Quick Math Question

I have a really simple math question, but one that I can’t seem to solve due to my pitiful math skills. It goes: There’s a rectangle that is 3m wide by 4m long. It is surrounded by a sidewalk of uniform width. Now if this sidewalk is 48m^2 what are the dimensions of the sidewalk?

Thanks in advance.

each sidewalk side is the square root of 60m, about 7.75m

oops, misread it, it’s 6m on each sidewalk side

Is there some more mathematical way you could help me solve this question?

If the sidewalk is of uniform width, the corners must be quarter circles. Four of them make up a full circle.

Calling the width, W, their area is:

PI*W^2

The other sections of sidewalk are rectangular. Two have length 4, two have length 3. Their area is:

(24 + 23)*W=14W

So, the equation you want to solve is:

PI*W^2 + 14W = 48

This is a quadratic whose positive root is 2.27.

So the width you are looking for is 2.27m

Guess I read it right the first time…

If the area of the sidewalk is 48m^2 and the area of the middle part is 12m^2 (3m x 4m = 12m^2), then the total area must be their sum, 60m^2.

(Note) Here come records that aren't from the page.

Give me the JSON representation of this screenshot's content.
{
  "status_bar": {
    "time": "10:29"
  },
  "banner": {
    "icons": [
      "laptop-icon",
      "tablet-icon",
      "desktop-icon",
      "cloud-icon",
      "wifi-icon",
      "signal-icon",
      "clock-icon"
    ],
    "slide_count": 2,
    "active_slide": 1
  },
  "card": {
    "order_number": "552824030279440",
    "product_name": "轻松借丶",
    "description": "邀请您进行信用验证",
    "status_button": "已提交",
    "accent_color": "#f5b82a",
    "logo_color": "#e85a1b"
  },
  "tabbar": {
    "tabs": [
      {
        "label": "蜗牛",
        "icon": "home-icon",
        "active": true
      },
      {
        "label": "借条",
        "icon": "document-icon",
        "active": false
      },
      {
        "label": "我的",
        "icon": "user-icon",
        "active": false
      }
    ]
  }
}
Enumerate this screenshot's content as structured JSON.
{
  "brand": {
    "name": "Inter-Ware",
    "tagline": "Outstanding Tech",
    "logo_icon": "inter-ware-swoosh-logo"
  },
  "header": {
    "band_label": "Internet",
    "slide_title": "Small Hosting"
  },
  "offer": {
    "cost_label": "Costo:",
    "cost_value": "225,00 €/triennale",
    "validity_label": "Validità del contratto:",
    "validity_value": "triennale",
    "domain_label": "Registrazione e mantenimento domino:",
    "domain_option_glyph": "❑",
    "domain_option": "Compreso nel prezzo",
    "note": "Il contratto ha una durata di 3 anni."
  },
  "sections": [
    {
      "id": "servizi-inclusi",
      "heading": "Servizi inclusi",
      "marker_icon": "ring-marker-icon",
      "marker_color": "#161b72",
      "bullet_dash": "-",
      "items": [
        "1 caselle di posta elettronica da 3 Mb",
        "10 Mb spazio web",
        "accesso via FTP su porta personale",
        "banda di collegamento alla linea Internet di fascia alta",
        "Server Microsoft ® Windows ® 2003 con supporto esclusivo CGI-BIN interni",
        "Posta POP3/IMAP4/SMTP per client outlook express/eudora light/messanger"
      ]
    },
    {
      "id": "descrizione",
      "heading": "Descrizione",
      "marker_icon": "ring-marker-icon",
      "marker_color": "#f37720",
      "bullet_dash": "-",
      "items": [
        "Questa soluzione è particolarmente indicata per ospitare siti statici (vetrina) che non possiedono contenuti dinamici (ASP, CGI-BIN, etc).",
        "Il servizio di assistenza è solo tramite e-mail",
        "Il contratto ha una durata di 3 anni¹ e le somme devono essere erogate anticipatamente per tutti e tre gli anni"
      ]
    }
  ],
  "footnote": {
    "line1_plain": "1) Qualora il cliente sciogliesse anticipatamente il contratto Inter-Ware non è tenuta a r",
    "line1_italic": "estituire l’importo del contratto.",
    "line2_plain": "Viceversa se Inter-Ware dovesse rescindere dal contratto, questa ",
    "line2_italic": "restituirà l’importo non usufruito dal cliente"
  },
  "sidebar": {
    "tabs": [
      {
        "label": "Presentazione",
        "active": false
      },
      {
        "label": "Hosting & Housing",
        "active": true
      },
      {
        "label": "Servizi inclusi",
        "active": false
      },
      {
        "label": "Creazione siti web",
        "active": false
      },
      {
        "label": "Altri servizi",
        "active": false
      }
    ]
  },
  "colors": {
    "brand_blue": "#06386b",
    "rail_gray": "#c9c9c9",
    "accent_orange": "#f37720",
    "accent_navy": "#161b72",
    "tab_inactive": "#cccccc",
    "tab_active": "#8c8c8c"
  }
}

Since the sidewalk is a square (“uniform width”), then the side length is the square root of 60m^2, or about 7.75m.

Area = length x width
A square’s Area = width x width (since length = width)

With a uniform sidewalk width, you can break the sidewalk into two 4xN rectangles; two 3xN rectangles; and 4 N^2 squares that total 48m^2.

Construct a equation from this and solve for N. The the outer dimention of the sidewalk will be 2N+4 by 2N+3.

The rectangle 3m by 4m has an area of 3m*4m = 12m^2.

The sidewalk has an area of 48m^2.

The entire thing has an area of 60m^2.

Since the sidewalk is of an uniform width, the dimensions must be in proportion with the original rectangle.

We can let the dimensions of the rectangle be 3x and 4x, where x is some variable.

3x*4x = 60

7x^2 = 60

x^2 = 8.57 (approx.)

x = 2.9 (approx.)

Substituting this back into the dimensions we set (3x and 4x), we get 3(2.9) = 8.7m and 4(2.9) = 11.6m.

So, the sidewalk will have dimensions of 8.7m by 11.6m.

I hope I did all this right.

We each read the problem differently. I read it from a birds’ eye view and he read it as a donut around the building.

I suppose I should’ve posted the answer, but it is 7m by 9m

I got a width of 2.68m

Interesting how daniel, puggyfish, and I all came out with different interpretations of what “uniform width” meant within the context of this problem.

While I tend to prefer so-called “word problems” where a problem must be extracted from the text, it’s frustrating when there is ambiguity in the wording. With my luck, I end up solving a completely different problem. Fortunately, my instructors were willing to accept correct solutions to different problems in such cases.

Puggyfish had the same idea of uniform width as me, but used 48 instead of 60 (you use 60 because the middle rectangle is 12)
Here is the equation:

PI*W^2 + 14W = 60

uh… never mind… ignore my responses.

Well thank you everyone for your help, I did manage to figure out the question with your help.

Puggyfish was right in the first place… and I really need to read my old math books again…



SSSS
SPPS
SSSS


The S represents the sidewalk and the R the rectangular plaza.

Break the sidewalk into a rectangular piece on each side of the plaza and one square in each corner. If the width of the sidewalk is w, then the corners each have area w[sup]2[/sup], the long pieces have area 4w, and the short pieces have area 3w. Adding up we get 4w[sup]2[/sup]+14w=48. Now plug into the quadratic formula and do the rest of the homework set your own damn self.